There is a lot of grief both personal and societal. My own experience together with decades of research and study tells me we don’t benefit from refusing to face grief. We pay a steep price. And so do those around us.
We need to feel grief. But we should grieve with the support of others, not in isolation where we’ve been shunned by people unwilling or incapable of facing their own grief.
Which is a systemic failure of society mirrored at the family level. Politics is personal. Societies that can’t grieve create populations incapable of grieving. Leading to abuse and war.
Everything is connected and an incapacity to grieve starts from the top down and infects us all. Communities that can’t grieve get trapped in unprocessed grief they then pass onto their children. And the children of others.
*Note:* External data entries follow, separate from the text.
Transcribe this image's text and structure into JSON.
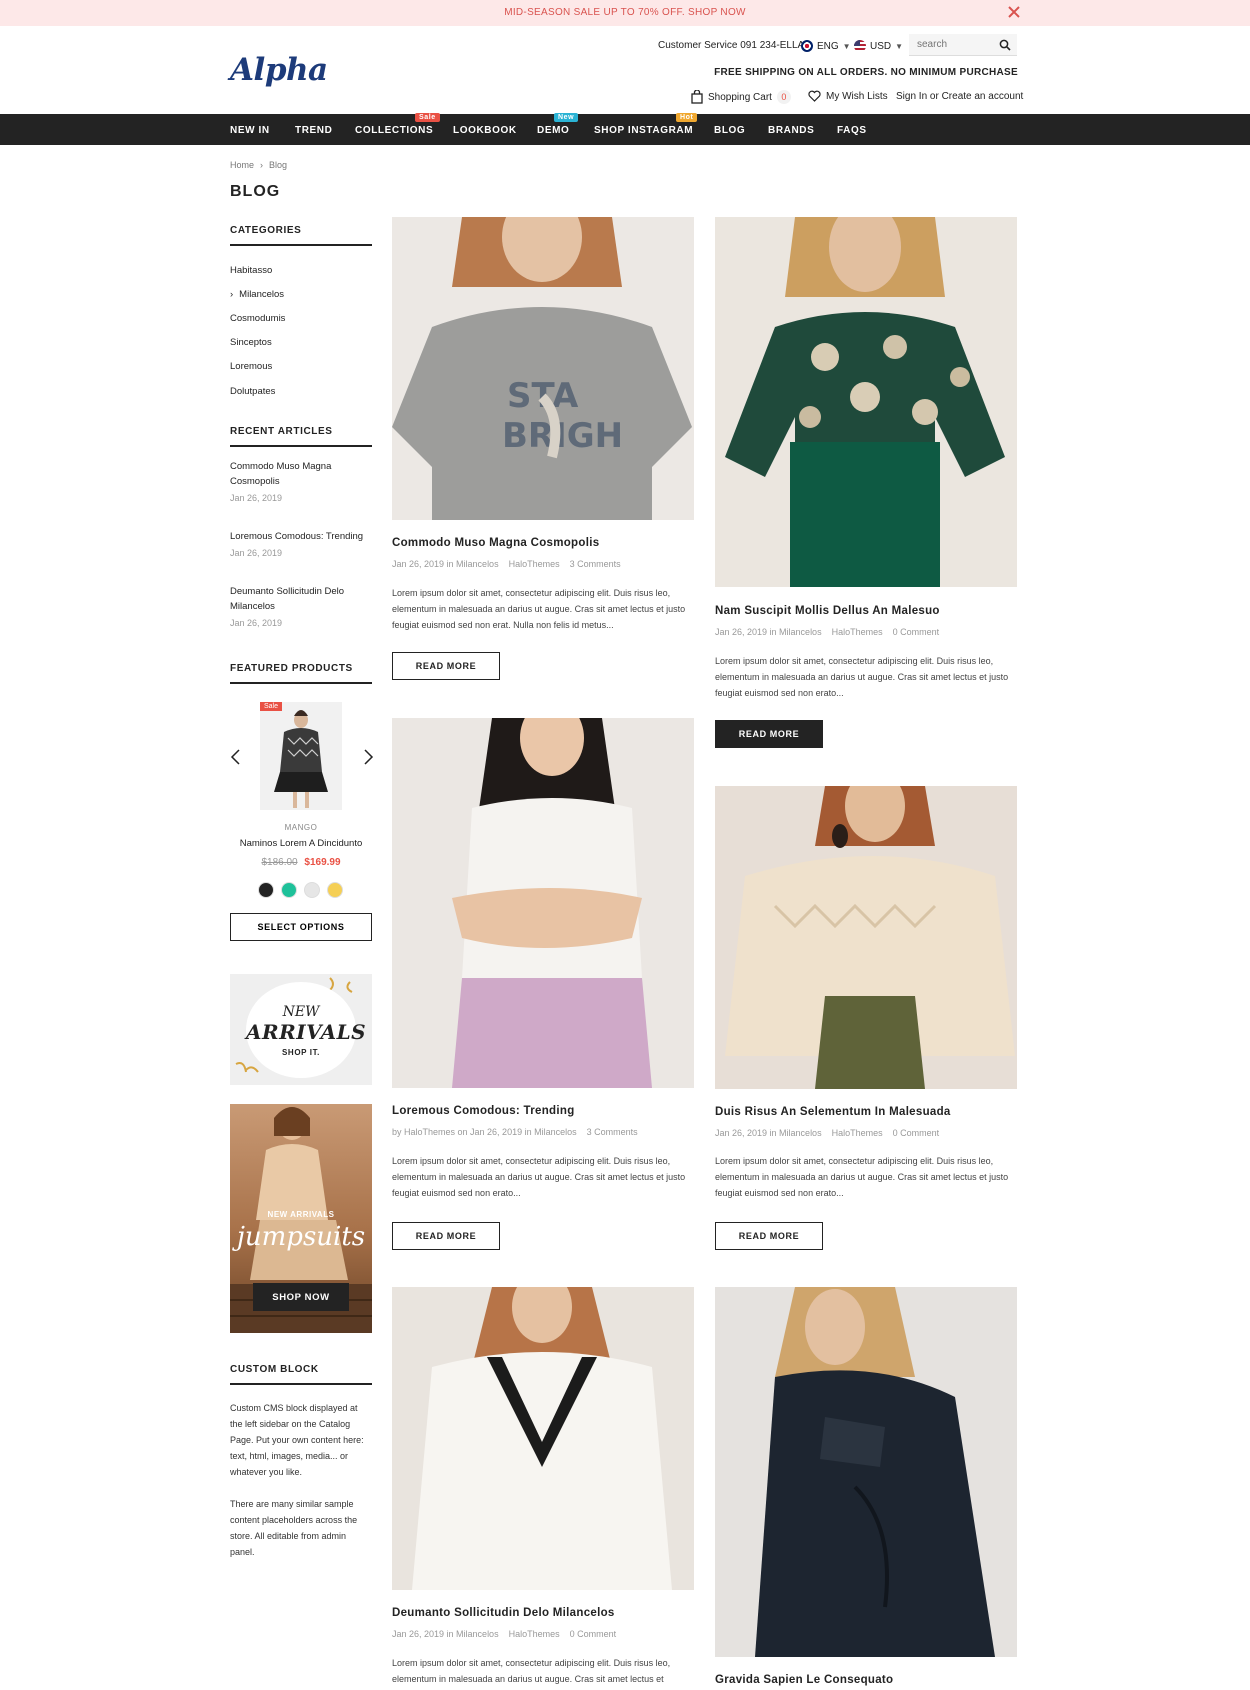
{
  "announcement": {
    "text": "MID-SEASON SALE UP TO 70% OFF. SHOP NOW"
  },
  "header": {
    "logo": "Alpha",
    "customer_service": "Customer Service 091 234-ELLA",
    "language": "ENG",
    "currency": "USD",
    "search_placeholder": "search",
    "shipping": "FREE SHIPPING ON ALL ORDERS. NO MINIMUM PURCHASE",
    "cart_label": "Shopping Cart",
    "cart_count": "0",
    "wishlist_label": "My Wish Lists",
    "account_label": "Sign In or Create an account"
  },
  "nav": [
    {
      "label": "NEW IN"
    },
    {
      "label": "TREND"
    },
    {
      "label": "COLLECTIONS",
      "badge": "Sale"
    },
    {
      "label": "LOOKBOOK"
    },
    {
      "label": "DEMO",
      "badge": "New"
    },
    {
      "label": "SHOP INSTAGRAM",
      "badge": "Hot"
    },
    {
      "label": "BLOG"
    },
    {
      "label": "BRANDS"
    },
    {
      "label": "FAQS"
    }
  ],
  "breadcrumb": {
    "home": "Home",
    "current": "Blog"
  },
  "page_title": "BLOG",
  "sidebar": {
    "categories_title": "CATEGORIES",
    "categories": [
      "Habitasso",
      "Milancelos",
      "Cosmodumis",
      "Sinceptos",
      "Loremous",
      "Dolutpates"
    ],
    "recent_title": "RECENT ARTICLES",
    "recent": [
      {
        "title": "Commodo Muso Magna Cosmopolis",
        "date": "Jan 26, 2019"
      },
      {
        "title": "Loremous Comodous: Trending",
        "date": "Jan 26, 2019"
      },
      {
        "title": "Deumanto Sollicitudin Delo Milancelos",
        "date": "Jan 26, 2019"
      }
    ],
    "featured_title": "FEATURED PRODUCTS",
    "product": {
      "badge": "Sale",
      "brand": "MANGO",
      "name": "Naminos Lorem A Dincidunto",
      "old_price": "$186.00",
      "new_price": "$169.99",
      "swatches": [
        "#232323",
        "#1ec19a",
        "#e6e6e6",
        "#f5cf55"
      ],
      "button": "SELECT OPTIONS"
    },
    "banner1": {
      "line1": "NEW",
      "line2": "ARRIVALS",
      "cta": "SHOP IT."
    },
    "banner2": {
      "sub": "NEW ARRIVALS",
      "script": "jumpsuits",
      "cta": "SHOP NOW"
    },
    "custom_title": "CUSTOM BLOCK",
    "custom_p1": "Custom CMS block displayed at the left sidebar on the Catalog Page. Put your own content here: text, html, images, media... or whatever you like.",
    "custom_p2": "There are many similar sample content placeholders across the store. All editable from admin panel."
  },
  "posts": [
    {
      "title": "Commodo Muso Magna Cosmopolis",
      "date": "Jan 26, 2019 in Milancelos",
      "author": "HaloThemes",
      "comments": "3 Comments",
      "excerpt": "Lorem ipsum dolor sit amet, consectetur adipiscing elit. Duis risus leo, elementum in malesuada an darius ut augue. Cras sit amet lectus et justo feugiat euismod sed non erat. Nulla non felis id metus...",
      "button": "READ MORE"
    },
    {
      "title": "Nam Suscipit Mollis Dellus An Malesuo",
      "date": "Jan 26, 2019 in Milancelos",
      "author": "HaloThemes",
      "comments": "0 Comment",
      "excerpt": "Lorem ipsum dolor sit amet, consectetur adipiscing elit. Duis risus leo, elementum in malesuada an darius ut augue. Cras sit amet lectus et justo feugiat euismod sed non erato...",
      "button": "READ MORE"
    },
    {
      "title": "Loremous Comodous: Trending",
      "date": "by HaloThemes on Jan 26, 2019 in Milancelos",
      "author": "",
      "comments": "3 Comments",
      "excerpt": "Lorem ipsum dolor sit amet, consectetur adipiscing elit. Duis risus leo, elementum in malesuada an darius ut augue. Cras sit amet lectus et justo feugiat euismod sed non erato...",
      "button": "READ MORE"
    },
    {
      "title": "Duis Risus An Selementum In Malesuada",
      "date": "Jan 26, 2019 in Milancelos",
      "author": "HaloThemes",
      "comments": "0 Comment",
      "excerpt": "Lorem ipsum dolor sit amet, consectetur adipiscing elit. Duis risus leo, elementum in malesuada an darius ut augue. Cras sit amet lectus et justo feugiat euismod sed non erato...",
      "button": "READ MORE"
    },
    {
      "title": "Deumanto Sollicitudin Delo Milancelos",
      "date": "Jan 26, 2019 in Milancelos",
      "author": "HaloThemes",
      "comments": "0 Comment",
      "excerpt": "Lorem ipsum dolor sit amet, consectetur adipiscing elit. Duis risus leo, elementum in malesuada an darius ut augue. Cras sit amet lectus et",
      "button": "READ MORE"
    },
    {
      "title": "Gravida Sapien Le Consequato",
      "date": "",
      "author": "",
      "comments": "",
      "excerpt": "",
      "button": ""
    }
  ],
  "colors": {
    "accent": "#e95144",
    "dark": "#232323",
    "announce_bg": "#fde8e8",
    "logo": "#1d3b7a"
  }
}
I feel like I’m writing a bit in circles, apologies. I find this happens when everything feels connected in my mind. So often, everything feels connected in my mind. Explaining succinctly how to those outside my mind is the challenge.
Thank you, dear readers. I know grief is not everyone’s favorite subject. It makes me even more grateful to those who choose to read my words on it. I am continually amazed to have new people sign up to receive my words every week. On grief?!
TL;DR
I’m not sure I even wrote about any specific grief today. Just the top-down impact of living in societies that shame and shun grief and how many of us grew up with parents who struggled to face grief at the societal or personal level or both. Leaving us with extra grief to process. Which can threaten overwhelm if we’re not careful. Also, grief is better felt in community.
Grieving is like walking in chilly rain with weight. You don’t necessarily love it while you’re in it, but it makes you stronger, you survive it, and you feel relief after.
Writes the girl who made it home to cats and quilts and cups of tea and does indeed feel relief having faced some grief even if it was in looping abstract ways that are perhaps only connected in my mind.
Those who dissuade you from feeling grief leave out this key part: It leads to gratitude.